Rubis prit le temps de réfléchir un moment. Elle ne pouvait pas prétendre être un Seraphin, non seulement il lui manquait deux paires d'ailes pour accéder à ce titre, mais sa faculté était complètement contradictoire avec la leur. Si on surnomait cette catégorie d'anges "les brûlants" ce n'était guère pour rien!
Elle n'avait, non plus, rien de semblable avec un Chérubin, souvent doté d'une couleur bleutée représentant les cieux et, argument non négligeable, ceux-ci étaient ni plus ni moins des angelos!
Dans la hierarchie de la cour Céleste, Rubis était affectée dans la troisième triade, celle chargée au plus près des hommes, dominée, d'une part, par les Archanges. Les anges de cette catégorie étaient tous différents, rien ne pouvait vraiment les distinguer sauf peut-être lors du cas du statut d'ange gardien. Encore une fois, rien ne lui correspondait. Qu'elle plaie! Comment voulez-vous être crédible? Elle tenta néanmoins de donner un brin d'explications à Nicolas en soupirant.
- J'avoue. Rien ne vous juge apte à avoir une confiance totale dans mes dires. Je n'ai, d'ailleurs, pas de preuves à vous donner à ce niveau, j'en suis moi-même affligée. Cependant, même si je le voulais, je pense que cela ne serait pas dans mes moyens. Ce que vous voyez, ce n'est pas moi ou pas tout à fait. Je... J'ai un corps humain. Je ressens la chaleur mordante, la douleur stridente, la faim dévorante, le sommeil pesant... Tout cela était purement irréel pour moi avant. Ce corps est juste un artifice qui me permet de faire ce à quoi je suis vouée ici. Je ne reprendrai ma forme originelle que lorsque j'en aurai terminé.

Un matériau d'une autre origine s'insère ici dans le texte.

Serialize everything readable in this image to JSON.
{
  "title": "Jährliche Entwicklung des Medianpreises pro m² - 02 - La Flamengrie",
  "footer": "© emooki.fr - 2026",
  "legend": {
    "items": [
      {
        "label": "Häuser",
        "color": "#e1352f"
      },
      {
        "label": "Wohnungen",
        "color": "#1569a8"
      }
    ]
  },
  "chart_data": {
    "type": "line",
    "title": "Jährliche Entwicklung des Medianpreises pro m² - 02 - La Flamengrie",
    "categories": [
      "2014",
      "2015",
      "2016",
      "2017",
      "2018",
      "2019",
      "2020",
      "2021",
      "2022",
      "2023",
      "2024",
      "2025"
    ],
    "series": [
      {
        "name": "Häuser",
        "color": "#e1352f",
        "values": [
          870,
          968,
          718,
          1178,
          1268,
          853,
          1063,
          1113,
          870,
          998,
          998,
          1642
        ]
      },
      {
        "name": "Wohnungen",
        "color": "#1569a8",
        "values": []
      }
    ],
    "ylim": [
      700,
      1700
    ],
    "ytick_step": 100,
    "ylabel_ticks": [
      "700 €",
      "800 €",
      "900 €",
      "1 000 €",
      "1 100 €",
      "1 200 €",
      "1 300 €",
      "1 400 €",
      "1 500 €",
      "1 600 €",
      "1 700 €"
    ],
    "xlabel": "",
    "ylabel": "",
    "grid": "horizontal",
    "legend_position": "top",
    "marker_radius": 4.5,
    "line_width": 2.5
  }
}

Elle haussa les épaules, lasse.
- Maintenant, jugez-moi comme bon vous semble. Imaginez-moi ange, terranide colombe ou... ou ce que vous voulez! Peut m'importe. Tout à l'heure, vous m'avez demandé d'être sincère, je l'ai été. Maintenant, tirez les conclusions que vous voulez.
Pour ce point, au moins, c'était clair. Maintenant, elle avait une deuxième et dernière chose à débattre. Elle avait compris que parler des Terranides était surtout le moyen de Nicolas pour la détourner de ses suppositions par rapport à sa "nature". Si, pour lui, il s'agissait d'une conjecture, pour Rubis ce n'était ni plus ni moins une certitude. Elle voulait l'entendre de sa bouche, elle s'était apparemment leurrer. Le jeune homme ne le lui dirait pas. Ce n'était pas un problème. Pourtant, elle avait l'impression d'avoir blesser son hôte dans son amour-propre. Ne voulant pas rester dans de mauvais termes, elle se justifia de nouveau, levant doucement les mains en signe d'apaisement sur le sujet dans lequel elle allait de nouveau entrer.
- Vous savez, il y avait d'autres manières de me dire que vous ne désiriez parler de votre... comment pourrais-je appeler ça sans que vous me jetiez une pierre? Particularité disons. Me mettre sur une autre piste afin de m'embrouiller dans mon raisonnement était inutile. Je ne tenais pas du tout à me plonger dans votre intimité loin de là. J'espère ne pas vous avoir donné cette fausse interpretation de mes intentions.
Elle marqua un léger arrêt.
- Je pense que nous sommes partis du mauvais pied tous les deux.